Hi Guys, I'm looking for advice on gluing photo-etched parts. I never had the opportunity to use them, but I am building the 1/200 USS Arizona and bought a detail up kit. Thinking that photo-etched parts really make a model pop.
Questions: What kind of glue is used. How do you apply it to such small parts. If you're using super-glue do you use a gel? Or are you using a clear glue?
I did buy a photo-etche bending tool - which I see as a must have item.
Any advice will be much appreicated as I guess still have 192 photo-etched parts to go! Thanks


----------



## djnick66 (May 2, 2008)

I use a few different glues depending on the part and where/how it has to be added. A gel type CA glue is good for a lot of pieces. For rather flat parts with a lot of gluing surface, I use Gator's Grip acrylic glue. Its water based and you can position the part and move it around more than CA glue.

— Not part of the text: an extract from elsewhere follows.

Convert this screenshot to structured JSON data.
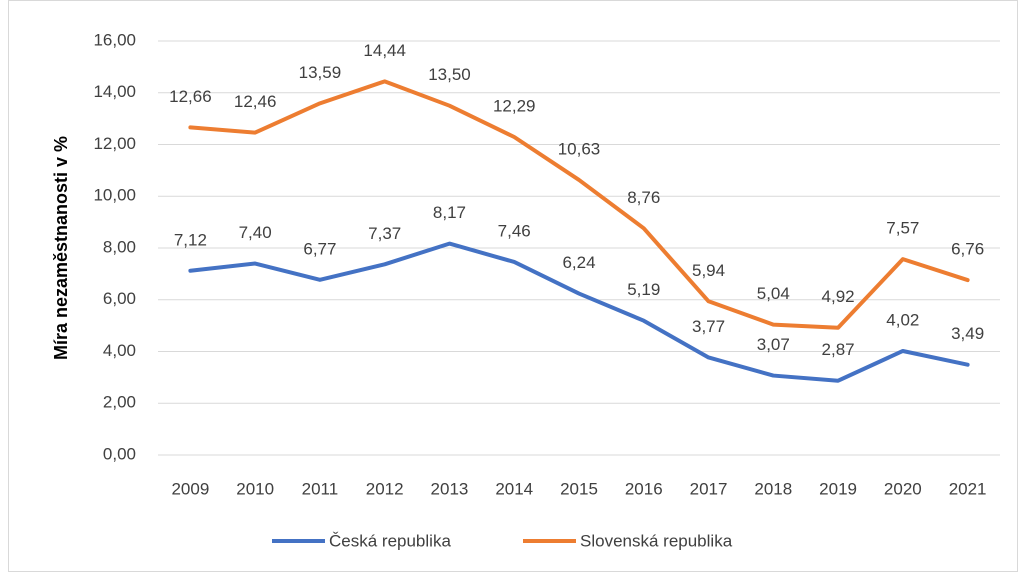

Sometimes I will use a bit of GG glue to stick a part down and hold it in place while I apply some thin CA to the edge of the part to permanently set it.

Things like railings are usually glued with thick CA and then touched up with paint.


----------



## steve123 (Feb 9, 2009)

You might want to get another smaller kit and the PE for it and use it for practice. It's not an intuitive skill, you really need to have experience for a big kit like that. I'm pretty good at this stuff but PE can drive ya nuts.

Some dividers to measure railing runs will be a big help too. 
Some good sharp cutters, dull or cheap cutters can bend the cut end slightly and cause another problem.

Steve


----------



## SfanGoch (May 28, 2011)

You will get better results by soldering the PE parts. It's not as difficult as you might imagine; and, the parts look better without telltale beads of solidified cyanacrylate possibly covering and/or obscuring details.


----------



## jaws62666 (Mar 25, 2009)

myk said:


> Hi Guys, I'm looking for advice on gluing photo-etched parts. I never had the opportunity to use them, but I am building the 1/200 USS Arizona and bought a detail up kit. Thinking that photo-etched parts really make a model pop.
> Questions: What kind of glue is used. How do you apply it to such small parts. If you're using super-glue do you use a gel? Or are you using a clear glue?
> I did buy a photo-etche bending tool - which I see as a must have item.
> Any advice will be much appreicated as I guess still have 192 photo-etched parts to go! Thanks


I just got the same kit this weekend. It sucks that the directions dont show where to put all of the railings with the etch that comes with the kit. i guess you just put it where you think it needs to be. It is a huge, nicely detailed kit though.


----------